Auch von den Bundesländern kommt gegen die von Brüssel gesteuerte Regionenbildung vehementer Widerstand. Dadurch greife die Kommission in die Souveränität der Mitgliedstaaten ein, was dem Subsidiaritätsprinzip widerspreche, halten die Länder unisono in ihrer Stellungnahme zu dem Verordnungsentwurf fest. Oberösterreich verurteilt in einer eigenen Mitteilung besonders die "Fixierung auf Gas" als Energieträger, auf Kosten alternativer Energieformen.

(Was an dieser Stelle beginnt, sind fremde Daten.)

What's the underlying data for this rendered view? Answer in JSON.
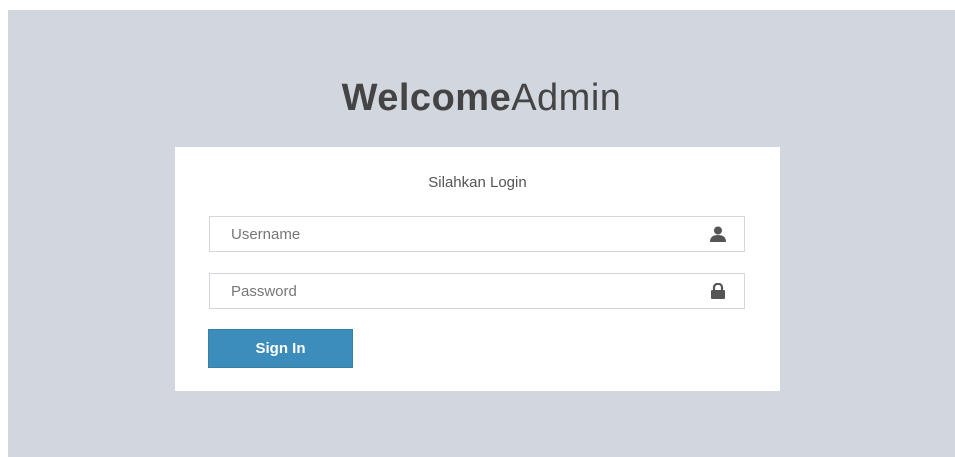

Für SPÖ und Grüne werden im Kommissionspapier die länderspezifischen Bemühungen zur Schaffung Erneuerbarer Energieformen tatsächlich unzureichend adressiert, obwohl dies essentiell für die regionale Kooperation im Energiebereich sein sollte, sind sich die Ausschussmitglieder Stefan Schennach (S/W) und Heidelinde Reiter (G/S) einig. Immerhin bilde auch Gas eine fossile Energieform, erinnerte Reiter. Schennach hinterfragte zudem den im Entwurf benutzten Solidaritätsbegriff, wonach einzelne EU-Mitglieder zu "Solidarregionen" würden. Dieser Ansatz entspreche nicht dem unionsweiten Solidaritätsverständnis. Auf eine Neuorientierung der Energiepolitik ziele der vorliegende Verordnungsentwurf kaum ab, schwächte ein Experte des Wirtschaftsministeriums dahingehende Erwartungen ab, diene die Neufassung bestehender Regelungen doch einzig der krisenresistenten Gasversorgung in der EU. Große Bedenken herrschen im Wirtschaftsministerium (BMWFW) dennoch, nämlich hinsichtlich der "starren Regionsstrukturen", so der Ressortexperte, und der Solidaritätsklausel. Bei letzterem Punkt sei unklar, unter welchen Voraussetzungen ein Mitgliedstaat Solidarität von anderen Ländern seiner Region einfordern kann bzw. welche Schritte in weiterer Folge erforderlich sind. Ähnliche Vorbehalte hat die Wirtschaftskammer, wiewohl die WKO-Expertin im Ausschuss den Vorsatz, die Energieversorgung unionsweit sicherzustellen, an sich lobte.

Krisenfeste Versorgung angestrebt
Insgesamt soll die Verordnung einen weiteren Beitrag zur sicheren Erdgasversorgung im gesamten Unionsraum bieten, verweist die Kommission auf mögliche Versorgungsprobleme, beispielsweise aufgrund der "anhaltenden Spannungen zwischen der Ukraine und Russland". Bei dem im Sommer 2014 durchgeführten Stresstest habe sich gezeigt, dass eine gravierende Unterbrechung der Gaslieferungen aus Ländern wie Russland noch immer erhebliche Folgen für die gesamte EU hätte. In einigen Gebieten, vor allem in Osteuropa, wären die wirtschaftlichen und sozialen Folgen einer Gasverknappung nach wie vor schwerwiegend. Während der Kältewelle 2012 stiegen die "Day-ahead"-Großhandelspreise für Gas auf europäischen Handelsplätzen um mehr als 50 % im Vergleich zu den Preisen vor der Kältewelle. In Italien erhöhten sich die Preise von 38 €/MWh auf 65 €/MWh, während sie im Vereinigten Königreich, in Deutschland und in Österreich 38 €/MWh (zuvor 23 €/MWh) erreichten.